Overwhelming! Seems as huge as the great whale itself!
That central story, Captain Ahab’s obsessive pursuit of the monster that has maimed him, is powerful in itself, but the impact of the book builds through all the many digressions and side stories which are fascinating and even captivating, because of the rhythm of the prose and the very acute observations of physical tasks and hard material realities: the life of the whaling town of Nantucket, with its black church and its white mariners’ church, the widows and their prayers and investments; the contractual arrangements (the crewman of a whaler gets no salary, but a percentage of the profits — if there are any — according to his expected skills); routines at sea, including Ishmael’s daydreaming while aloft as a lookout on the mast; the relations among the diverse crew, and their conversations, aspirations and fears; all the whaling lore and legends; the anatomy of the Leviathan, the enormous sperm whale; the unannounced shifts from 3d person narrative to theatrical scenes, with monologues and asides, all in present tense as in stage directions, in the rich 17th-century English of Shakespeare and the King James version of the Bible. And then, after all that anticipation, the emotional charge of the final three chapters, once the Pequod catches up to the great white whale, and the three days of pursuit unto disaster.

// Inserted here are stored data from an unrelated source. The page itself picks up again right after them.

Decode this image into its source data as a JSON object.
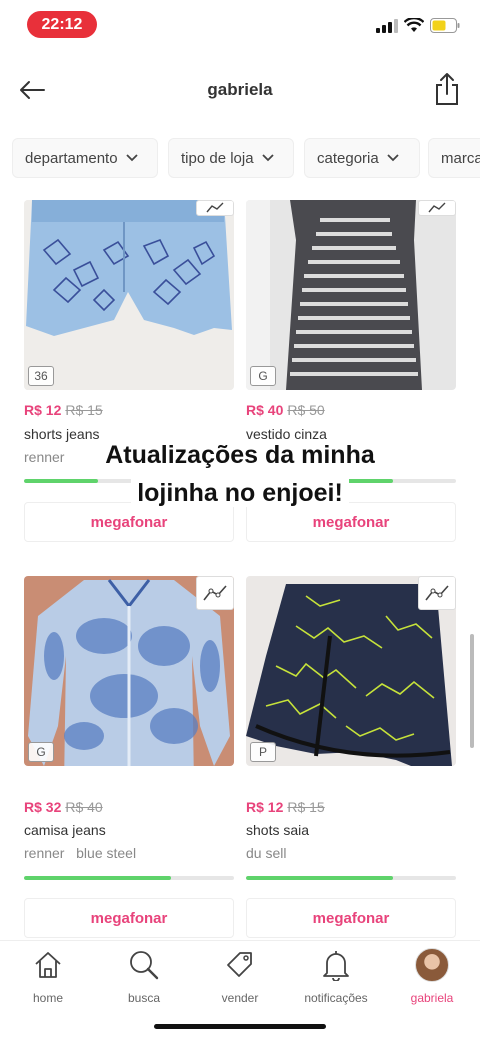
{
  "status_bar": {
    "time": "22:12"
  },
  "header": {
    "title": "gabriela",
    "back_icon": "arrow-left-icon",
    "share_icon": "share-icon"
  },
  "filters": [
    {
      "label": "departamento"
    },
    {
      "label": "tipo de loja"
    },
    {
      "label": "categoria"
    },
    {
      "label": "marca"
    }
  ],
  "products": [
    {
      "size": "36",
      "price": "R$ 12",
      "old_price": "R$ 15",
      "title": "shorts jeans",
      "brands": "renner",
      "progress": 0.35,
      "action": "megafonar"
    },
    {
      "size": "G",
      "price": "R$ 40",
      "old_price": "R$ 50",
      "title": "vestido cinza",
      "brands": "",
      "progress": 0.7,
      "action": "megafonar"
    },
    {
      "size": "G",
      "price": "R$ 32",
      "old_price": "R$ 40",
      "title": "camisa jeans",
      "brands": "renner   blue steel",
      "progress": 0.7,
      "action": "megafonar"
    },
    {
      "size": "P",
      "price": "R$ 12",
      "old_price": "R$ 15",
      "title": "shots saia",
      "brands": "du sell",
      "progress": 0.7,
      "action": "megafonar"
    }
  ],
  "overlay": {
    "line1": "Atualizações da minha",
    "line2": "lojinha no enjoei!"
  },
  "bottom_nav": [
    {
      "label": "home",
      "icon": "home-icon"
    },
    {
      "label": "busca",
      "icon": "search-icon"
    },
    {
      "label": "vender",
      "icon": "tag-icon"
    },
    {
      "label": "notificações",
      "icon": "bell-icon"
    },
    {
      "label": "gabriela",
      "icon": "avatar",
      "active": true
    }
  ],
  "colors": {
    "accent": "#e8437b",
    "progress": "#5fd36b",
    "time_pill": "#e8303a"
  }
}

You know the story even if you haven’t read the book, or at least one of the stories, the central one, but there are many, many other stories here, some spelled out, others alluded to, and some — including the prior lives of Ishmael, Starbuck, Stubb, Flask, Queequeg et alii, and the others merely suggested. I thought I must have read it in my youth, but now, having just recently finished it, I know that either I hadn’t really read it or if I had, perhaps in some abridged version, I hadn’t been able to take it all in. Maybe I just saw the movie or read the Classics Comic.